Much depends, of course, on how the pandemic plays out this year. Some observers believe that vaccines and the infectious nature of Omicron may turn Covid-19 into a manageable endemic disease over the year to come. However, we also cannot discount the possibility of new, vaccine-escape variants setting back the progress we made during 2021.
The talk of rising interest rates is prompting what some market analysts and leading global investment houses refer to as “The Great Rotation” – a switch from big tech and other stocks with rich valuations into ‘value’ stocks. Interestingly, these commentators’ description of rotational value stocks – as reasonably priced, with low debt, high margins, consistent profits, dividends, and healthy cashflow – is more akin in our view to quality rather than conventional value investing, which in a more traditional sense has been about buying companies at an absolute discount to net asset value.

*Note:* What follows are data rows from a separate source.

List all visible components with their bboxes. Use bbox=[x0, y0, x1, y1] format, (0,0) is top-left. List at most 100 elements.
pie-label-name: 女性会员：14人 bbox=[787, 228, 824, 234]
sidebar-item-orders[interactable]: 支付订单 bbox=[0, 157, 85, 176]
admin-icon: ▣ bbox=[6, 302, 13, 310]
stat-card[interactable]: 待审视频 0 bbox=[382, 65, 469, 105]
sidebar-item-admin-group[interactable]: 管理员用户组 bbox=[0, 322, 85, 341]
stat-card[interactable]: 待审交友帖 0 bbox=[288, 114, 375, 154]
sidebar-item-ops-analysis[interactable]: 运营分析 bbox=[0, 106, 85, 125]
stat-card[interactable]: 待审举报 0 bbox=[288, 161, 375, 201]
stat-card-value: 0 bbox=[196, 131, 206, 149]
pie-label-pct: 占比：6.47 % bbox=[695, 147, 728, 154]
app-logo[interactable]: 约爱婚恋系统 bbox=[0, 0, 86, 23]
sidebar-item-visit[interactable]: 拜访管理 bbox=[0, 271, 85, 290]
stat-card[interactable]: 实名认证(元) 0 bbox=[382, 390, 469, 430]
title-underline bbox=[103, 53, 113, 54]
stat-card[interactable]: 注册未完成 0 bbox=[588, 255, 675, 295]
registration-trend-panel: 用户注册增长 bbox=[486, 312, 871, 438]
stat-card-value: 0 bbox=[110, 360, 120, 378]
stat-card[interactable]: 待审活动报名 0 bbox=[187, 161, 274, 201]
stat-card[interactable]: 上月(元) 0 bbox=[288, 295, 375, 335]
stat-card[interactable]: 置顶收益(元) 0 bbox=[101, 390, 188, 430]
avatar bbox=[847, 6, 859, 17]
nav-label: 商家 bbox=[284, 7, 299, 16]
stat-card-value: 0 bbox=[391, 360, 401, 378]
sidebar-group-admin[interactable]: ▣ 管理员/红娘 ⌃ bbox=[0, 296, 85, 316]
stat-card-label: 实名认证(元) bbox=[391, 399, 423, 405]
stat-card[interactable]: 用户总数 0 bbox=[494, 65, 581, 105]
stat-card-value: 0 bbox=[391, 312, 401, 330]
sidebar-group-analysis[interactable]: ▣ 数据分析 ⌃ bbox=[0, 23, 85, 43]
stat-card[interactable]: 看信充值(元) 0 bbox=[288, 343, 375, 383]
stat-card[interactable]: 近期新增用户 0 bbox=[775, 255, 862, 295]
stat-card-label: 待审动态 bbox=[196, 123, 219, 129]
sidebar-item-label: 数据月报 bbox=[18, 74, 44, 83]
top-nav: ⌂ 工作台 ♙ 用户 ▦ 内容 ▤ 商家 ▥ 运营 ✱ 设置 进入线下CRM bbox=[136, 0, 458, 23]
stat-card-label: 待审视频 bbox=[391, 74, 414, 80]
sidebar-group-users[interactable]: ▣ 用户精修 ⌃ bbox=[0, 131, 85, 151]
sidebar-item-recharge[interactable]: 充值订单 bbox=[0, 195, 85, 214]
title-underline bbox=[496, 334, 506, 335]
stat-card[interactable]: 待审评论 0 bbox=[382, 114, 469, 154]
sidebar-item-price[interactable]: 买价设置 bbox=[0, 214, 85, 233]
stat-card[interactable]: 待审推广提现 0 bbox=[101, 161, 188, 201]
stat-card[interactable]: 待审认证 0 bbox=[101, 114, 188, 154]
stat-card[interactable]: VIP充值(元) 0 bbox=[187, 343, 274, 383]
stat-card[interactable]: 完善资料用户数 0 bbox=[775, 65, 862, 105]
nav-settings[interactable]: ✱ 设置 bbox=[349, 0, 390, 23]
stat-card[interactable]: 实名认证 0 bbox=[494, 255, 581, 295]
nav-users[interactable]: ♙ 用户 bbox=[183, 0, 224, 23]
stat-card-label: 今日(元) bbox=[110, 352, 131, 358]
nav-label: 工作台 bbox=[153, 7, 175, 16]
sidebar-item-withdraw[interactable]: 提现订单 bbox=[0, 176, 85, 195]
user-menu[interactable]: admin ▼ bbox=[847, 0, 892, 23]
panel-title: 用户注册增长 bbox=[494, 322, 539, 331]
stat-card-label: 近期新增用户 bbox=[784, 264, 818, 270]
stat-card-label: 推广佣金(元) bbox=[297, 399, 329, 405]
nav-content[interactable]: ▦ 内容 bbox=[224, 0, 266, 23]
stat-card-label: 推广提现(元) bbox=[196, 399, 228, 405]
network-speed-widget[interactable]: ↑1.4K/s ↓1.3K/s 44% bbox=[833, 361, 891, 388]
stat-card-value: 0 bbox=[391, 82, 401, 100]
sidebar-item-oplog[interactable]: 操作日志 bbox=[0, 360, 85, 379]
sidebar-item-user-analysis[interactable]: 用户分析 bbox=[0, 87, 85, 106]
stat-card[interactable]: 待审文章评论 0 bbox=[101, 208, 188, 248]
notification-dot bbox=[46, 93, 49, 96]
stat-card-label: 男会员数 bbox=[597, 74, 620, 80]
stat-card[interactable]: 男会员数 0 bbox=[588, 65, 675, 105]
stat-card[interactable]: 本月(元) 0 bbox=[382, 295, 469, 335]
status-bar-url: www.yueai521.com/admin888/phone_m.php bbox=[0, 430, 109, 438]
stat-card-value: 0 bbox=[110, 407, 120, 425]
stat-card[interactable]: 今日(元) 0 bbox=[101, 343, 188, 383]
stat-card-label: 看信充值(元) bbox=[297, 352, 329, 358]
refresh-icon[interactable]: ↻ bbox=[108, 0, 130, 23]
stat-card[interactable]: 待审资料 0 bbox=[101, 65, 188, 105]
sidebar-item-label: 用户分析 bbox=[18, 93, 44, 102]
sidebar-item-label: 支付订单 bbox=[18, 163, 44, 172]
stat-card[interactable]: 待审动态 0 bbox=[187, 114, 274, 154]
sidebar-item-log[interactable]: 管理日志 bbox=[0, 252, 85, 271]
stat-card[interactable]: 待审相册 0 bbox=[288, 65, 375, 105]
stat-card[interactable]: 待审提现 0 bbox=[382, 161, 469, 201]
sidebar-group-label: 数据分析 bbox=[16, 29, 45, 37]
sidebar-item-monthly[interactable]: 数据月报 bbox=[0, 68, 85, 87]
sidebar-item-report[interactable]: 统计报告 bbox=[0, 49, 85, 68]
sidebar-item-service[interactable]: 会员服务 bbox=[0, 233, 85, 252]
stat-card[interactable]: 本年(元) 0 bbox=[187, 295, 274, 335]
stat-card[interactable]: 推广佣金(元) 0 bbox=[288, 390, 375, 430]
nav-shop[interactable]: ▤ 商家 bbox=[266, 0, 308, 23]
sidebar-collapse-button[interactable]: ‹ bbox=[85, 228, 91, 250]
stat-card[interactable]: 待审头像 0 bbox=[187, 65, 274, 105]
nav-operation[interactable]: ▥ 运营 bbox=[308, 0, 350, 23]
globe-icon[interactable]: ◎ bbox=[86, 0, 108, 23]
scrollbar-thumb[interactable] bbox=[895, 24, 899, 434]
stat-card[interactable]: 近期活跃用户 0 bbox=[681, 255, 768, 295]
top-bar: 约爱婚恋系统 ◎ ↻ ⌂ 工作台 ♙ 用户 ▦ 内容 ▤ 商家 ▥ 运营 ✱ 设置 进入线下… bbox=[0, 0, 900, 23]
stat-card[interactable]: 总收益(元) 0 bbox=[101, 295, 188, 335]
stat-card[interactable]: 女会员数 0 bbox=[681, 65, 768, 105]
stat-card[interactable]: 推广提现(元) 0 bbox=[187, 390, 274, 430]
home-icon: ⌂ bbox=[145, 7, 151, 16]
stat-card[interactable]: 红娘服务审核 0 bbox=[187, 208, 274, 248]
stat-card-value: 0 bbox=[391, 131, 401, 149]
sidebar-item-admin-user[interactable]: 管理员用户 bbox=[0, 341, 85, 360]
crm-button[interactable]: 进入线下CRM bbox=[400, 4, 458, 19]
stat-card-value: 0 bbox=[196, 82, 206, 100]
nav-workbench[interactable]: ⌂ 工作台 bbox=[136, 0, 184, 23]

This vindicates our focus on quality-style investing, in that it remains a defendable and preferable philosophy, even within a higher interest rate environment. In our newsletter, we have an article outlining why we remain committed to our strategy of focusing on quality global companies that can grow regardless of economic conditions, that provide a hedge against inflation, and that deliver dependable and increasing dividend streams in an environment where returns on cash and bonds remain unattractive.
The South African context
Other than externally driven factors, where SA is unlikely to escape higher interest rates and stubborn global inflation, we expect that domestic politics and poor policies will dominate market and currency direction during 2022.
The ANC remains divided and its internecine battles will intensify in the run-up to its elective conference. We are already seeing attacks on the courts and the Zondo Commission as the Radical Economic Transformation (RET) faction positions for the leadership contest in December. One cannot dismiss totally the risk that a RET candidate may prevail against sitting ANC and South African President, Cyril Ramaphosa, with Lindiwe Sisulu seemingly putting up her hand for that nomination.
Against this backdrop, we remain pessimistic about the ruling party’s ability to implement structural reforms, root out endemic corruption and improve service delivery. With low economic growth – forecast by the SARB to be 1.7% in 2022 and 1.8% in 2023 – accompanied by the rand’s vulnerability to internal and external shocks, we maintain our conviction that offshore markets offer lower risks and better return prospects than South Africa.